美咲は私と悠真の事はずっと見ていてくれていたから、もちろん私の悠真への気持ちは知っているし、星宮先輩の事は翼から何かしらの情報が耳に入ってくるのだろう。
でも私は詳しく聞こうとも思わなかった。
聞いたところで……私の出る幕なんてどこにも無い。
ただただ悲しくなるだけ。
悠真が遅い時間まで起きている事は、私達の部屋を繋ぐ扉の隙間からじわりと漏れている光を見つけて気がついてはいるものの、たった一枚の扉を叩く事も出来ずに、隣から聞こえてくるカタカタとした物音で彼の存在を感じながら眠りにつく毎日だ……

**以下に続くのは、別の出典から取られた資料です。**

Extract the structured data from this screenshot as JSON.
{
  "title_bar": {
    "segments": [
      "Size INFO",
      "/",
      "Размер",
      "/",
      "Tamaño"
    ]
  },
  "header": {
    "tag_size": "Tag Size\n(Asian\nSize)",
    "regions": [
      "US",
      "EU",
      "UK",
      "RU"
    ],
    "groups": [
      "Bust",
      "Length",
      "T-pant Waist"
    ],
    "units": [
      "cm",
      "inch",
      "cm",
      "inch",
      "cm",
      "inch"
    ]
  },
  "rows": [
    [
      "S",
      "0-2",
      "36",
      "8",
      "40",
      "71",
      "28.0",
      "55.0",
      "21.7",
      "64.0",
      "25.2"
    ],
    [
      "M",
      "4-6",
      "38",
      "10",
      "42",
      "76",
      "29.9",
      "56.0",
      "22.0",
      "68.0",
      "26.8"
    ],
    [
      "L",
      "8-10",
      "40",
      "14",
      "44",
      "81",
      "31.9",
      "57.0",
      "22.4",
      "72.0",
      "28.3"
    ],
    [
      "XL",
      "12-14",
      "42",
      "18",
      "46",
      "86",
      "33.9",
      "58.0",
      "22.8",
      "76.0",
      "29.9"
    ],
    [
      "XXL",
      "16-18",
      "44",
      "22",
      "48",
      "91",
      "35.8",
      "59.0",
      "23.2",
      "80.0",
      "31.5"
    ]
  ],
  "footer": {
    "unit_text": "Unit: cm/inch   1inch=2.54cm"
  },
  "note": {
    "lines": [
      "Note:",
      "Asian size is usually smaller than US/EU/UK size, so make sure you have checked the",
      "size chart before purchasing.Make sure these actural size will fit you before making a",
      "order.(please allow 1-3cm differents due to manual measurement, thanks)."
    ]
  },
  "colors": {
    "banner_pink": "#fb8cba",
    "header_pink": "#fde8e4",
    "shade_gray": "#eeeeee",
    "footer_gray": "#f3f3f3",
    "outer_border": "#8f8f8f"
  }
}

教室に着くと、クラス中の新しい顔触れに、今だ緊張感が教室の所々から浮かび上がっている。
席に着いたと同時にチャイムが鳴り、担任の雪村智也が肩で風を切る様にスッと教卓の前に立った。
雪村先生は白衣をバサッと脱ぐと、半袖の白いTシャツからチラチラ筋肉質な腕が覗き、マッチョな体型にも関わらず担当は生物というインドアな教科を担当しているという。

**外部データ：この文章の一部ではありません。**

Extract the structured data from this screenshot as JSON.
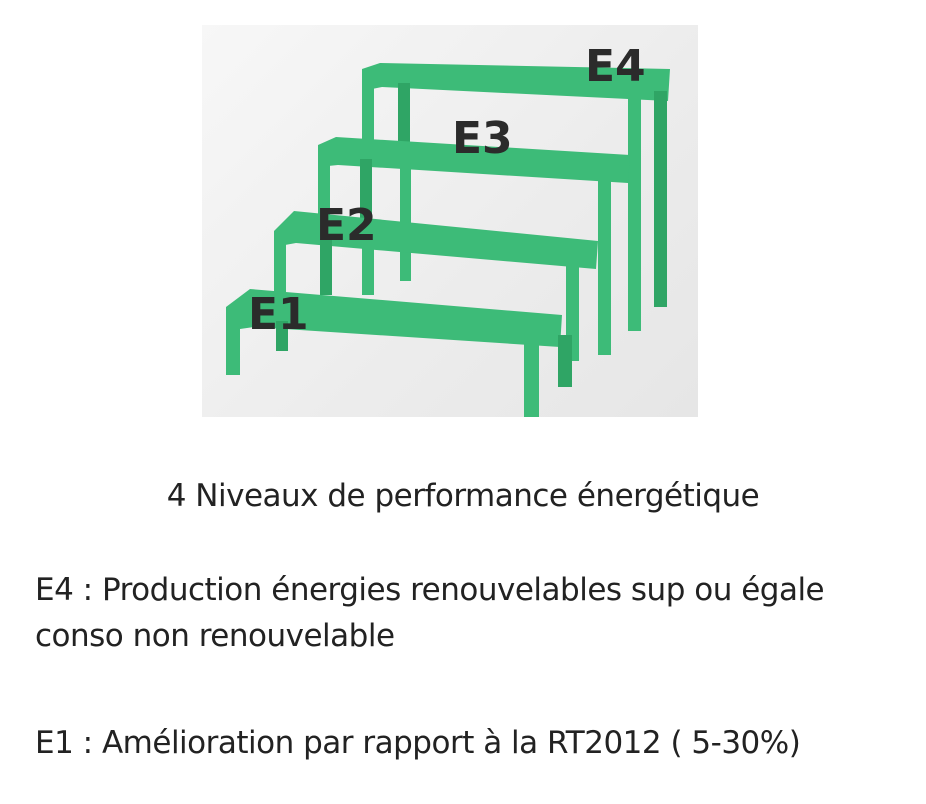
{
  "diagram": {
    "colors": {
      "step": "#3dbb78",
      "step_shade": "#2fa565",
      "label": "#2b2b2b",
      "background": "#efefef"
    },
    "steps": [
      {
        "id": "E1",
        "label": "E1"
      },
      {
        "id": "E2",
        "label": "E2"
      },
      {
        "id": "E3",
        "label": "E3"
      },
      {
        "id": "E4",
        "label": "E4"
      }
    ]
  },
  "caption": "4 Niveaux de performance énergétique",
  "descriptions": {
    "e4": "E4 : Production énergies renouvelables  sup ou égale conso non renouvelable",
    "e1": "E1 : Amélioration par rapport à la RT2012 ( 5-30%)"
  }
}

そのギャップからどうやら女の子にはモテると昨日自慢をしていた。
「一時間目は俺の授業だけども、今日はみんなのことまだ何にも知らないので自己紹介の時間にしたいと思います!」
必要以上の大声が教室中響き渡り、その声に驚いた生徒達は、恒例の『えー!』と言う反論を忘れてしまう。
「お。今年の生徒達は素直だな!」
ハハハと白い歯を見せながら爽やかに笑う。中学の時のハンプティとは好感度が大違いだ。それだけでも救われたとしよう。

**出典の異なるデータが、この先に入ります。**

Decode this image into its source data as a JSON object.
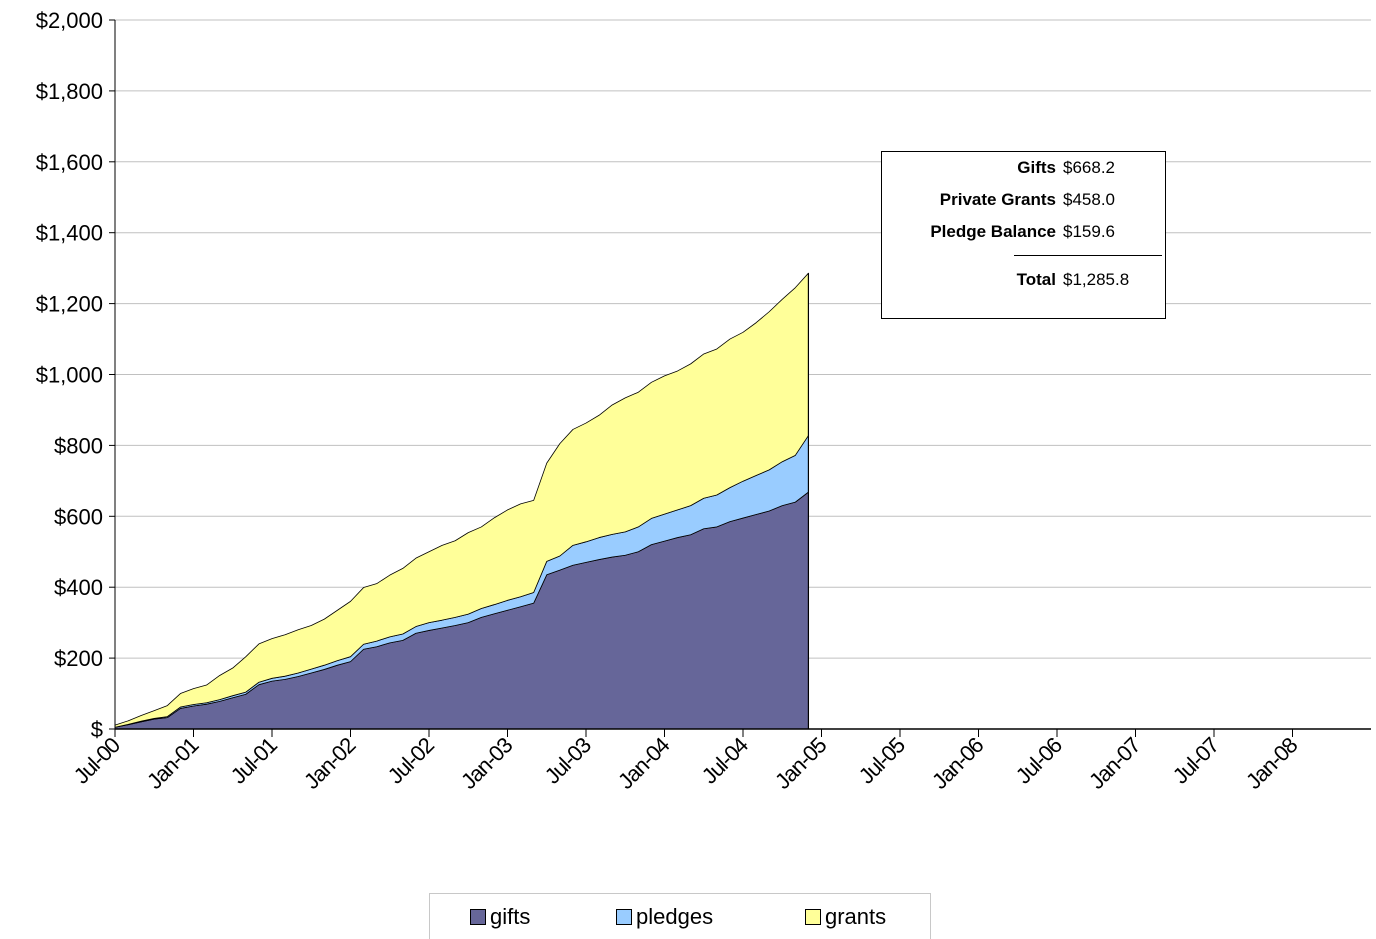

「ただし、普通に自己紹介をしてもつまらんので、本人をまぁよく知る子がいれば他人目線で紹介してあげるってのをオプションでつけようと思います! 誰もまだ仲良しの人がいないって子は適当に隣のやつでもいいから、自分の第一印象を話してもらってください! もちろん本人も自分の事を話すんだぞ!」
『えー!! 面倒だなぁー!!』
ようやくそんな声が湧き上がってきた。
「他人の目に、自分がどんな風に映ってるのか、たまには知る機会があってもいいだろう? さあ、休み時間の間に二人組作っといてくださーい!」
そう言い残して忙しそうに教室を出て行った。
私はすぐに美咲に目配せして、お互いに頷き合う。
5分の休み時間はペアを探す生徒たちで慌ただしく過ぎていった。
あっという間にチャイムがなり、一斉に席に戻っていく。
「みんな、先生の真似をして、廊下を走っちゃダメだぞ!」
はぁはぁと息を切らしながら時間通りに教室に戻ってきた雪村先生。
「じゃあ、始めよう! ひとりの持ち時間は1分半な!」
ストップウォッチを手にスタートした。廊下側の席の子たちから立ち上がり自己紹介をして、ペアの子が補足でその子に対する印象を話していく。時間オーバーになれば容赦なく次の人にバトンタッチ。
意外と他人目線から自分のことを話してもらう事が新鮮なのか、常に笑いが絶えず、どの子にも親近感が湧いてくる。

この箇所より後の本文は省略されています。